Monday, September 26, 2016

Photographic memory


"Long ago it must be, I have a photograph 
Preserve your memories, they’re all that’s left you"
--Bookends, "Simon and Garfunkel"
I have always been fascinating by photographs. I would flip through the photo albums my mom kept in her cedar hope chest. Or I'd sort through boxes of photos my grandmother had. At the time all of the photographs were black and white.

My mother had an old Kodak camera that she'd bring out for holidays, birthdays and vacations. It was the type where you'd flip up the top and hold the camera chest level and look down into a viewfinder that displayed a murky mirror image of what the lens was seeing. It was strictly black and white. And the photos always seemed blurry and off center.



To my mother's credit, she also had regular family portraits done at a professional photographer's studio. I'm assuming she got a package deal. Here are a couple from 1963:

I was too young at the time to understand the fashion mistake of wearing plaid.

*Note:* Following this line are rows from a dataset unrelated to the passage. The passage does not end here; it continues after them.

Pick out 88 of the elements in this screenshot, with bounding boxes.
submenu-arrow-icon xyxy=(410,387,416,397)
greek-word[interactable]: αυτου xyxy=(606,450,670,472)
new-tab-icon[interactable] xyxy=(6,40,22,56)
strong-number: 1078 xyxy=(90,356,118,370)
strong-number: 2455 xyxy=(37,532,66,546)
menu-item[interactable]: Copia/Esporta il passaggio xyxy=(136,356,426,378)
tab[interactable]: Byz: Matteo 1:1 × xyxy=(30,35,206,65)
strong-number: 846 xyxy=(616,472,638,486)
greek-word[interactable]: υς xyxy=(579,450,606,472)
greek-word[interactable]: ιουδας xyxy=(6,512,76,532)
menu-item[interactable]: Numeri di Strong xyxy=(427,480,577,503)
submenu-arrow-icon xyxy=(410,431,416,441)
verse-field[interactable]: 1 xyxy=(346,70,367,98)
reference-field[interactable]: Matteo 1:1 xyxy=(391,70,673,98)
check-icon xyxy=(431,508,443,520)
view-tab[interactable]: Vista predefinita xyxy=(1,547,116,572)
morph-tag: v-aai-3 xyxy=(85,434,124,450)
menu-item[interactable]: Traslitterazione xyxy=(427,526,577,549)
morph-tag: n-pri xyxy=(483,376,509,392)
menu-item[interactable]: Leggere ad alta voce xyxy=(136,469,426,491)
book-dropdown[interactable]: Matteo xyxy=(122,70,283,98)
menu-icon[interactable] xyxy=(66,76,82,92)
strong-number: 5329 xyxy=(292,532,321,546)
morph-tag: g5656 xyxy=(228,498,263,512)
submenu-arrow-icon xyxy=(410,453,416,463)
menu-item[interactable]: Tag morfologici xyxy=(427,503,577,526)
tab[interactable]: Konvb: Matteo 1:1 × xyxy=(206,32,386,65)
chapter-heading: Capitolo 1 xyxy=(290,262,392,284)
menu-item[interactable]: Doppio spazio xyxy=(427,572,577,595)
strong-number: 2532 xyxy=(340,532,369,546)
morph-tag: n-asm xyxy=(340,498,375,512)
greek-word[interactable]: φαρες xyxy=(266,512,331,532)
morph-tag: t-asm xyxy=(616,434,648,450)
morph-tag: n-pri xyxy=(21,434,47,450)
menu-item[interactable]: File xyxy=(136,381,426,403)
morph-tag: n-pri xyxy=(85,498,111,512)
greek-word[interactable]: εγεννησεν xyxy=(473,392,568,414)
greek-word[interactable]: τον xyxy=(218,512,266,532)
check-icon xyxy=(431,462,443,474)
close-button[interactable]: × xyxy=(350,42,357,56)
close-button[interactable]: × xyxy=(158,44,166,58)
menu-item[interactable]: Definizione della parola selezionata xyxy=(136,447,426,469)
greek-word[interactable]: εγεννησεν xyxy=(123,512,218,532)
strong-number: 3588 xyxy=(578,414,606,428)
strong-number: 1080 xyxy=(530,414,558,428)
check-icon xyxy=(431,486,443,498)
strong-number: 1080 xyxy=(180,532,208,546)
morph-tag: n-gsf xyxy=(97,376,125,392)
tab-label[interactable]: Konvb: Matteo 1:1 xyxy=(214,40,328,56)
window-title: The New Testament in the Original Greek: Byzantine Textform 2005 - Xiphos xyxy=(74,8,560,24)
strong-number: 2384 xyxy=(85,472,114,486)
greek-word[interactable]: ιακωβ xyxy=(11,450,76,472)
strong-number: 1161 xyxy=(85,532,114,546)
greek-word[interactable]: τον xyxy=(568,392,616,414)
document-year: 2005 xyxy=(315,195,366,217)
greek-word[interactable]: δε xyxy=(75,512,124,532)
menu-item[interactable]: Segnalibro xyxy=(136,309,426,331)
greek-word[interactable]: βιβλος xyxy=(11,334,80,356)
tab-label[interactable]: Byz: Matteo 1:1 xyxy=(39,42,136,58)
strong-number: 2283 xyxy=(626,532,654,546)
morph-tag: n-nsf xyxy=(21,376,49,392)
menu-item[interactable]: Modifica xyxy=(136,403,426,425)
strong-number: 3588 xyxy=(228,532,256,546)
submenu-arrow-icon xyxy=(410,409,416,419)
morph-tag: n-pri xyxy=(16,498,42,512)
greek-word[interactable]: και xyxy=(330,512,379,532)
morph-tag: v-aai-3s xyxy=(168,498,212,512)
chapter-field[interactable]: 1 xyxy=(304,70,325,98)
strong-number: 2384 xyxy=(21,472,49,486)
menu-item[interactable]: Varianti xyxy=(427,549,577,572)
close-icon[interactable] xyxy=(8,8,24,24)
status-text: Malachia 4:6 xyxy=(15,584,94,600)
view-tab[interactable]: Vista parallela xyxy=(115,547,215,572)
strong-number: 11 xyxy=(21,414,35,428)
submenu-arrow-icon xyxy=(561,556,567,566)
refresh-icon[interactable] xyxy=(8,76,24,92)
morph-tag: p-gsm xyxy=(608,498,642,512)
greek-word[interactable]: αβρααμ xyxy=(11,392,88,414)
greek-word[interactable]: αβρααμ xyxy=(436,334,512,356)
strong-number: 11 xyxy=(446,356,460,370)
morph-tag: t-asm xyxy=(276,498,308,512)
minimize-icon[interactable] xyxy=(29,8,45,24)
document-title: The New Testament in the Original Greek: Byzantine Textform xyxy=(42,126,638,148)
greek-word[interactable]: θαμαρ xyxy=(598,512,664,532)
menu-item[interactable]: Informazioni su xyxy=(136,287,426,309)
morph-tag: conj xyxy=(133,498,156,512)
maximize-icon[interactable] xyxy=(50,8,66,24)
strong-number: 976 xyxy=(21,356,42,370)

I remember this photo being taken. I was five. It was the Idaho State Centennial year. We had these funky "pioneer ties." I was upset when we got to the photographer's because we'd left mine at home (it was lime green). Fortunately the photographer had a spare. In retrospect I'm glad I didn't wear the green tie.
Photography technology was evolving rapidly. I was passing through a local drug store with my mom when a store product demonstrator took this instant photo series of me. I believe I was six years old at the time.


My mom eventually swapped her old Kodak camera for a newer model that accepted color film cartridges and used flash cubes. The quality of the images were slightly better.


And the family portraits were now in color.

Although old enough to know better, I still wore a Disco Flight polyester suite.
I eventually got my own camera. I used a 35mm SLR for awhile. Here was one of my first selfies.


I also had a 2x2 camera that I only experimented with once and just had a single proof sheet printed. And I experimented with hand coloring black and white photos (I fancied myself an artist at one time before I knew better). But it did take selfies to a new level (not necessarily higher).


Eventually I began experimenting with digital photography.  And I began seeing it take over in the advertising world I worked in.


Now film is archaic. I have several digital cameras. But my smartphone now takes high quality photos as well so I am afraid dedicated cameras will eventually fade away as well.

What prompted this stroll down photography lane was when I opened up my Amazon cloud drive and discovered I have more than 91,000 digital images uploaded. I pointed out to my wife that my children's lives will be completely digitally documented whereas she and I only have a few blurry photos of our childhood. She pointed out to me that they never see the digital memories because they are all floating around in the cloud.

To remedy that I've begun creating these printed photo books via blurb.com so there is a physical version available if anyone wants to flip through the pages of their lives rather than scroll through them.

It strikes me I've come full circle with my photographic memories. Because it is nice sometimes to just sit down and turn the pages of time rather than have them blip by me on a screen. I really do believe you must preserve your memories. After all, they are all that's left to you.

1 comment:

Helen Baggott said...

Those photos are a wonderful social history - not just of your family but of those times. I too produce photo books. It's important to try and retain some of the old 'paper' records.